Foram muitos dias de resistência e cabeçadas com a barbárie da civilização dando suas estocadas na minha coragem. O que tive pra segurar nas barricadas foram muitas músicas bacanas, dois ou três jogos de futebol e raras pessoas que colecionei no caminho. As sacudidas, seguidas dos gritos da loucura, foram de amargar e tive medo muitas vezes. Ainda agora, com um frio na barriga quando penso na tonelada de desafios que tenho pra enfrentar, fico encolhido, retorcido e cinza de medo.
Só que bateu um vento...

A moça jogou as cartas e não deu outra: este é o ano do sonho! Vou repetir pra ninguém se arrepender ou me acusar de negligência – Este é o ano do sonho! E como sabemos que as cartas não mentem jamais, a grande estratégia é organizar, gerar, nutrir e limpar a cabeça para as novas idéias que estão por vir.

Daí eu comecei a cometer loucuras.

A verdade é que fiz um trato comigo. Passei uns dias de frente pro mar, bebendo cerveja e catando conchas na areia.
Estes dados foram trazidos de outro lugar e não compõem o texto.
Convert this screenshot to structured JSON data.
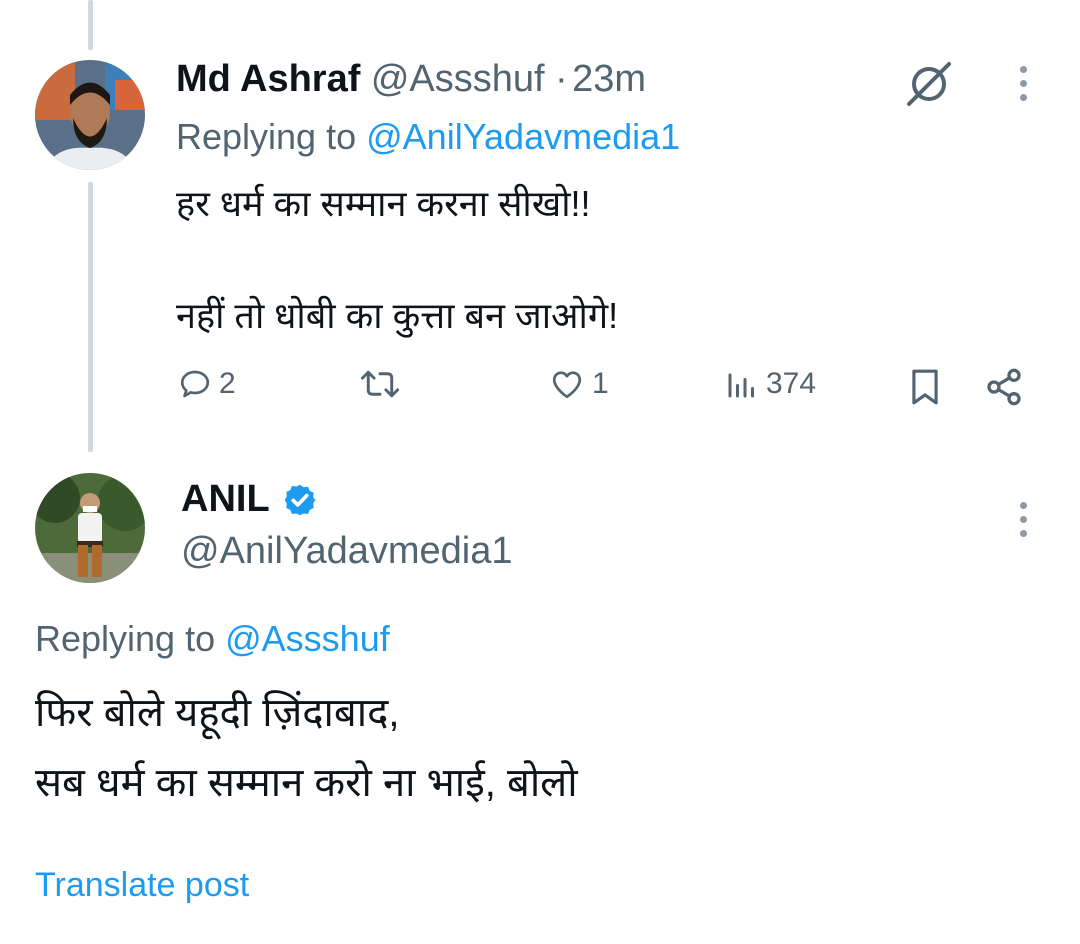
{
  "tweet1": {
    "name": "Md Ashraf",
    "handle": "@Assshuf",
    "separator": "·",
    "time": "23m",
    "replying_prefix": "Replying to",
    "replying_handle": "@AnilYadavmedia1",
    "text": "हर धर्म का सम्मान करना सीखो!!\n\nनहीं तो धोबी का कुत्ता बन जाओगे!",
    "replies": "2",
    "likes": "1",
    "views": "374",
    "icons": [
      "grok-icon",
      "more-icon",
      "reply-icon",
      "retweet-icon",
      "like-icon",
      "views-icon",
      "bookmark-icon",
      "share-icon"
    ]
  },
  "tweet2": {
    "name": "ANIL",
    "handle": "@AnilYadavmedia1",
    "replying_prefix": "Replying to",
    "replying_handle": "@Assshuf",
    "text": "फिर बोले यहूदी ज़िंदाबाद,\nसब धर्म का सम्मान करो ना भाई, बोलो",
    "translate": "Translate post",
    "icons": [
      "verified-badge-icon",
      "more-icon"
    ]
  },
  "colors": {
    "accent": "#1d9bf0",
    "secondary_text": "#536471",
    "thread_line": "#cfd9de"
  }
}
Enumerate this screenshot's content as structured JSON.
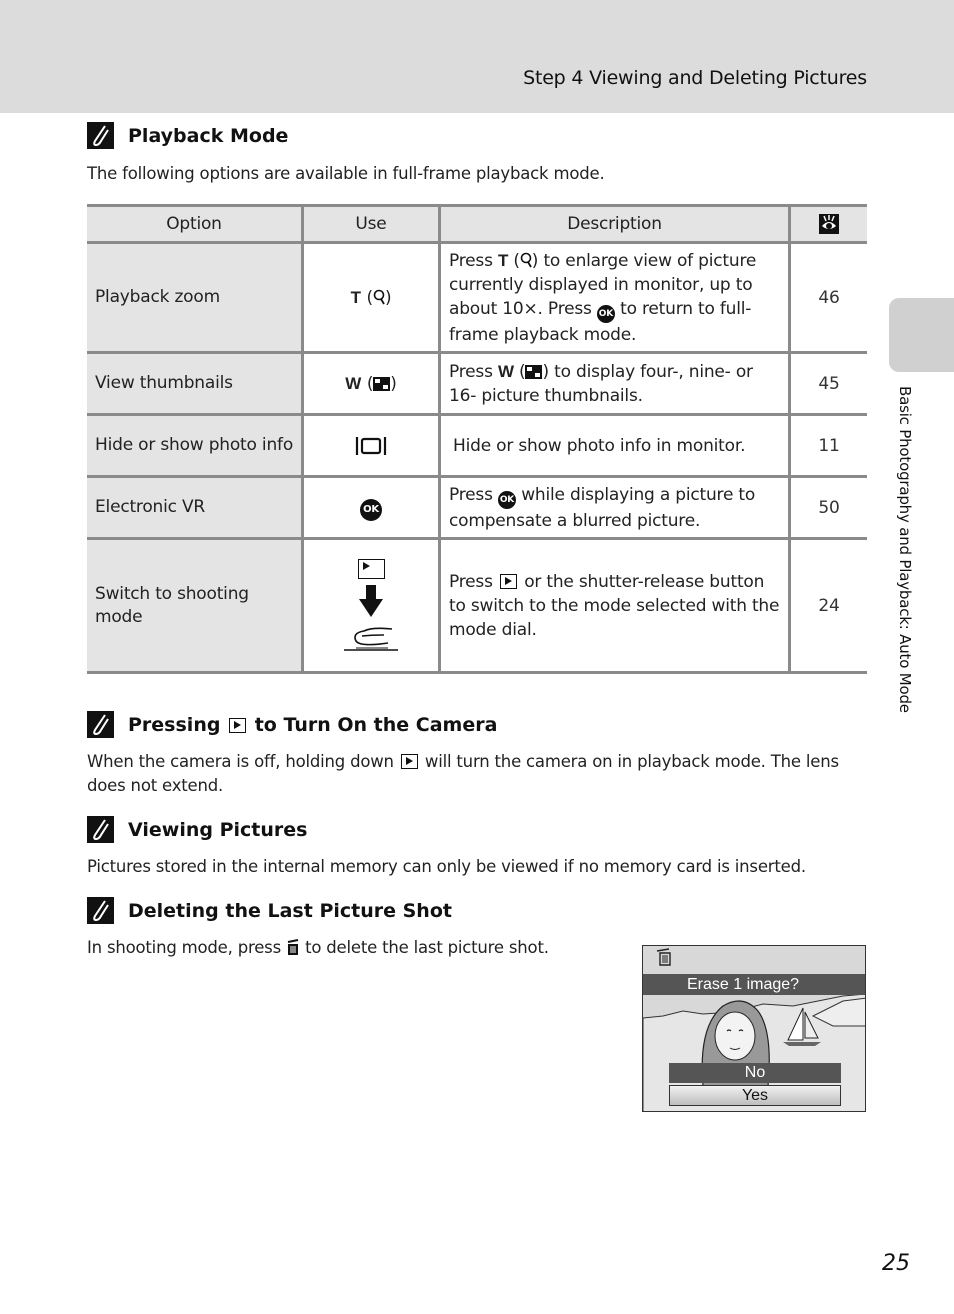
{
  "header": {
    "title": "Step 4 Viewing and Deleting Pictures"
  },
  "side_tab": {
    "label": "Basic Photography and Playback: Auto Mode"
  },
  "page_number": "25",
  "sections": {
    "playback_mode": {
      "title": "Playback Mode",
      "body": "The following options are available in full-frame playback mode."
    },
    "pressing_play": {
      "title_before": "Pressing",
      "title_after": "to Turn On the Camera",
      "body_before": "When the camera is off, holding down",
      "body_after": "will turn the camera on in playback mode. The lens does not extend."
    },
    "viewing_pictures": {
      "title": "Viewing Pictures",
      "body": "Pictures stored in the internal memory can only be viewed if no memory card is inserted."
    },
    "deleting_last": {
      "title": "Deleting the Last Picture Shot",
      "body_before": "In shooting mode, press",
      "body_after": "to delete the last picture shot."
    }
  },
  "table": {
    "headers": {
      "option": "Option",
      "use": "Use",
      "description": "Description",
      "page_icon": "reference-eye-icon"
    },
    "rows": [
      {
        "option": "Playback zoom",
        "use_key": "T",
        "use_icon": "magnifier-icon",
        "desc_1": "Press",
        "desc_key": "T",
        "desc_2": "to enlarge view of picture currently displayed in monitor, up to about 10×. Press",
        "desc_3": "to return to full-frame playback mode.",
        "page": "46"
      },
      {
        "option": "View thumbnails",
        "use_key": "W",
        "use_icon": "thumbnail-grid-icon",
        "desc_1": "Press",
        "desc_key": "W",
        "desc_2": "to display four-, nine- or 16- picture thumbnails.",
        "page": "45"
      },
      {
        "option": "Hide or show photo info",
        "use_icon": "display-button-icon",
        "desc_1": "Hide or show photo info in monitor.",
        "page": "11"
      },
      {
        "option": "Electronic VR",
        "use_icon": "ok-button-icon",
        "ok_label": "OK",
        "desc_1": "Press",
        "desc_2": "while displaying a picture to compensate a blurred picture.",
        "page": "50"
      },
      {
        "option": "Switch to shooting mode",
        "use_icon": "play-button-icon",
        "desc_1": "Press",
        "desc_2": "or the shutter-release button to switch to the mode selected with the mode dial.",
        "page": "24"
      }
    ]
  },
  "ok_label": "OK",
  "camera_screen": {
    "prompt": "Erase 1 image?",
    "options": [
      "No",
      "Yes"
    ],
    "selected": "Yes"
  }
}
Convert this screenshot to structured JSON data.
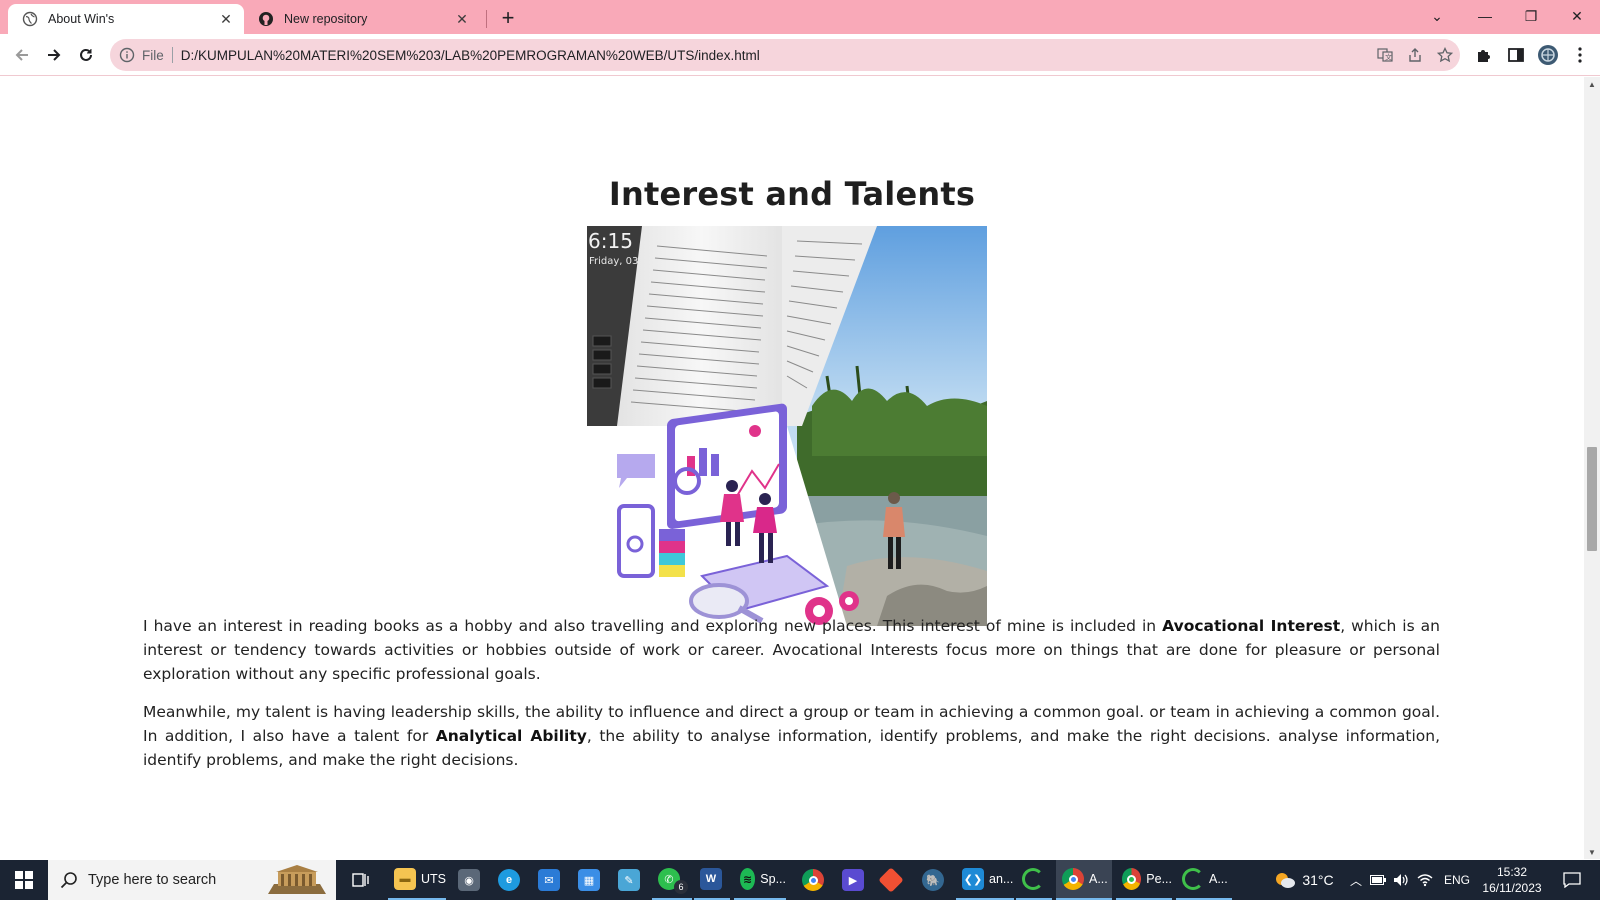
{
  "browser": {
    "tabs": [
      {
        "title": "About Win's",
        "icon": "globe-icon",
        "active": true
      },
      {
        "title": "New repository",
        "icon": "github-icon",
        "active": false
      }
    ],
    "address": {
      "chip": "File",
      "url": "D:/KUMPULAN%20MATERI%20SEM%203/LAB%20PEMROGRAMAN%20WEB/UTS/index.html"
    }
  },
  "page": {
    "section_title": "Interest and Talents",
    "collage": {
      "clock_time": "6:15",
      "clock_date": "Friday, 03",
      "panels": [
        "book-photo",
        "river-landscape-photo",
        "analytics-illustration"
      ]
    },
    "paragraph1": {
      "before": "I have an interest in reading books as a hobby and also travelling and exploring new places. This interest of mine is included in ",
      "bold": "Avocational Interest",
      "after": ", which is an interest or tendency towards activities or hobbies outside of work or career. Avocational Interests focus more on things that are done for pleasure or personal exploration without any specific professional goals."
    },
    "paragraph2": {
      "before": "Meanwhile, my talent is having leadership skills, the ability to influence and direct a group or team in achieving a common goal. or team in achieving a common goal. In addition, I also have a talent for ",
      "bold": "Analytical Ability",
      "after": ", the ability to analyse information, identify problems, and make the right decisions. analyse information, identify problems, and make the right decisions."
    }
  },
  "taskbar": {
    "search_placeholder": "Type here to search",
    "apps": [
      {
        "label": "UTS",
        "icon": "folder-icon"
      },
      {
        "label": "",
        "icon": "camera-icon"
      },
      {
        "label": "",
        "icon": "edge-icon"
      },
      {
        "label": "",
        "icon": "mail-icon"
      },
      {
        "label": "",
        "icon": "store-icon"
      },
      {
        "label": "",
        "icon": "notepad-icon"
      },
      {
        "label": "6",
        "icon": "whatsapp-icon"
      },
      {
        "label": "",
        "icon": "word-icon"
      },
      {
        "label": "Sp...",
        "icon": "spotify-icon"
      },
      {
        "label": "",
        "icon": "chrome-icon"
      },
      {
        "label": "",
        "icon": "media-player-icon"
      },
      {
        "label": "",
        "icon": "git-icon"
      },
      {
        "label": "",
        "icon": "postgres-icon"
      },
      {
        "label": "an...",
        "icon": "vscode-icon"
      },
      {
        "label": "",
        "icon": "loading-ring-icon"
      },
      {
        "label": "A...",
        "icon": "chrome-icon"
      },
      {
        "label": "Pe...",
        "icon": "chrome-whatsapp-icon"
      },
      {
        "label": "A...",
        "icon": "loading-ring-icon"
      }
    ],
    "weather": "31°C",
    "language": "ENG",
    "time": "15:32",
    "date": "16/11/2023"
  },
  "colors": {
    "tabstrip": "#f9a9b8",
    "omnibox": "#f6d5dc",
    "taskbar": "#1b2433"
  }
}
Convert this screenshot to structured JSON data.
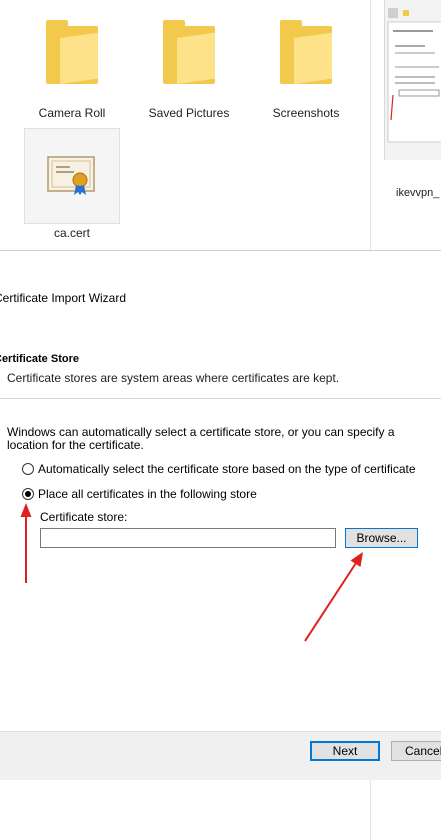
{
  "explorer": {
    "folders": [
      {
        "label": "Camera Roll"
      },
      {
        "label": "Saved Pictures"
      },
      {
        "label": "Screenshots"
      }
    ],
    "file": {
      "label": "ca.cert",
      "icon": "certificate-icon"
    },
    "thumbnail": {
      "label": "ikevvpn_"
    }
  },
  "wizard": {
    "title": "Certificate Import Wizard",
    "section_title": "Certificate Store",
    "section_subtitle": "Certificate stores are system areas where certificates are kept.",
    "description": "Windows can automatically select a certificate store, or you can specify a location for the certificate.",
    "options": [
      {
        "label": "Automatically select the certificate store based on the type of certificate",
        "selected": false
      },
      {
        "label": "Place all certificates in the following store",
        "selected": true
      }
    ],
    "store_label": "Certificate store:",
    "store_value": "",
    "browse_label": "Browse...",
    "next_label": "Next",
    "cancel_label": "Cancel"
  },
  "colors": {
    "accent": "#0078d7",
    "annotation": "#e02020",
    "folder": "#f2c94c"
  }
}
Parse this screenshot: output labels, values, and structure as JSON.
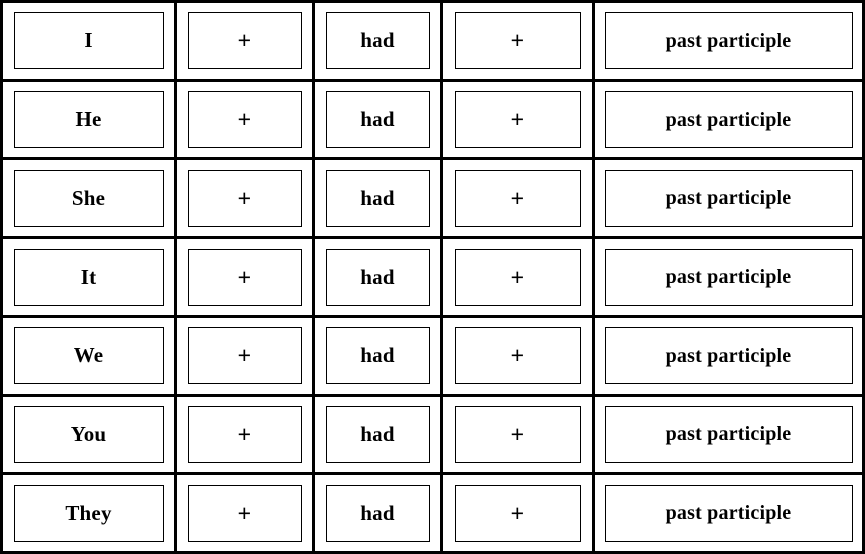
{
  "table": {
    "columns": [
      {
        "key": "subject",
        "name": "subject-pronoun"
      },
      {
        "key": "plus1",
        "name": "plus-operator-1"
      },
      {
        "key": "verb",
        "name": "auxiliary-verb"
      },
      {
        "key": "plus2",
        "name": "plus-operator-2"
      },
      {
        "key": "form",
        "name": "verb-form"
      }
    ],
    "plus_symbol": "+",
    "auxiliary": "had",
    "verb_form": "past participle",
    "rows": [
      {
        "subject": "I",
        "plus1": "+",
        "verb": "had",
        "plus2": "+",
        "form": "past participle"
      },
      {
        "subject": "He",
        "plus1": "+",
        "verb": "had",
        "plus2": "+",
        "form": "past participle"
      },
      {
        "subject": "She",
        "plus1": "+",
        "verb": "had",
        "plus2": "+",
        "form": "past participle"
      },
      {
        "subject": "It",
        "plus1": "+",
        "verb": "had",
        "plus2": "+",
        "form": "past participle"
      },
      {
        "subject": "We",
        "plus1": "+",
        "verb": "had",
        "plus2": "+",
        "form": "past participle"
      },
      {
        "subject": "You",
        "plus1": "+",
        "verb": "had",
        "plus2": "+",
        "form": "past participle"
      },
      {
        "subject": "They",
        "plus1": "+",
        "verb": "had",
        "plus2": "+",
        "form": "past participle"
      }
    ]
  },
  "colors": {
    "border": "#000000",
    "text": "#000000",
    "background": "#ffffff"
  }
}
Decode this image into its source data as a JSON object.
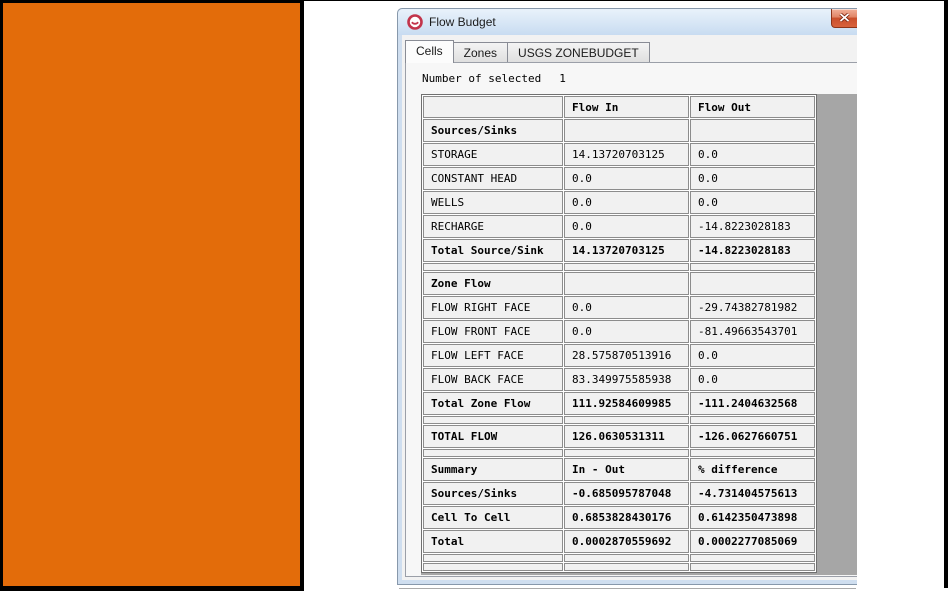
{
  "colors": {
    "orange_panel": "#E36C0A",
    "grid_outside": "#A6A6A6",
    "cell_bg": "#F1F1F1",
    "titlebar_top": "#E9F2FB",
    "titlebar_bottom": "#C8DCF1",
    "close_top": "#F2B19A",
    "close_bottom": "#C94F2B"
  },
  "window": {
    "title": "Flow Budget",
    "app_icon": "modelmuse-icon",
    "close_icon": "close-icon"
  },
  "tabs": [
    {
      "label": "Cells",
      "active": true
    },
    {
      "label": "Zones",
      "active": false
    },
    {
      "label": "USGS ZONEBUDGET",
      "active": false
    }
  ],
  "selection_info": {
    "label": "Number of selected",
    "value": "1"
  },
  "table": {
    "columns": [
      "",
      "Flow In",
      "Flow Out"
    ],
    "rows": [
      {
        "label": "Sources/Sinks",
        "in": "",
        "out": "",
        "bold": true
      },
      {
        "label": "STORAGE",
        "in": "14.13720703125",
        "out": "0.0"
      },
      {
        "label": "CONSTANT HEAD",
        "in": "0.0",
        "out": "0.0"
      },
      {
        "label": "WELLS",
        "in": "0.0",
        "out": "0.0"
      },
      {
        "label": "RECHARGE",
        "in": "0.0",
        "out": "-14.8223028183"
      },
      {
        "label": "Total Source/Sink",
        "in": "14.13720703125",
        "out": "-14.8223028183",
        "bold": true
      },
      {
        "thin": true
      },
      {
        "label": "Zone Flow",
        "in": "",
        "out": "",
        "bold": true
      },
      {
        "label": "FLOW RIGHT FACE",
        "in": "0.0",
        "out": "-29.74382781982"
      },
      {
        "label": "FLOW FRONT FACE",
        "in": "0.0",
        "out": "-81.49663543701"
      },
      {
        "label": "FLOW LEFT FACE",
        "in": "28.575870513916",
        "out": "0.0"
      },
      {
        "label": "FLOW BACK FACE",
        "in": "83.349975585938",
        "out": "0.0"
      },
      {
        "label": "Total Zone Flow",
        "in": "111.92584609985",
        "out": "-111.2404632568",
        "bold": true
      },
      {
        "thin": true
      },
      {
        "label": "TOTAL FLOW",
        "in": "126.0630531311",
        "out": "-126.0627660751",
        "bold": true
      },
      {
        "thin": true
      },
      {
        "label": "Summary",
        "in": "In - Out",
        "out": "% difference",
        "bold": true
      },
      {
        "label": "Sources/Sinks",
        "in": "-0.685095787048",
        "out": "-4.731404575613",
        "bold": true
      },
      {
        "label": "Cell To Cell",
        "in": "0.6853828430176",
        "out": "0.6142350473898",
        "bold": true
      },
      {
        "label": "Total",
        "in": "0.0002870559692",
        "out": "0.0002277085069",
        "bold": true
      },
      {
        "thin": true
      },
      {
        "thin": true
      }
    ]
  }
}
Não vi Deus, não encontrei luz, não entrei em igreja. Só olhei o mar, quietinho.

Os próximos meses serão de muito trabalho, solidão e medo. Aprendi que para tocar bem a vida aqui no sertão durante este período, tenho que organizar a cachola, respirar fundo e, duas vezes por semana, correr com a bicicleta até as pernas cederem.

E os sonhos? Coloquei três no meu horizonte e decidi viver um tempinho por eles. Nada muito complicado ou impossível de realizar, apenas coisas que entraram nas minhas idéias pra me dar vontade de planejar e conquistar. Quem sabe reverto o cerco portando as cores e as armar de Jorge?
Agora só sei que tudo o que eu quero é te abraçar!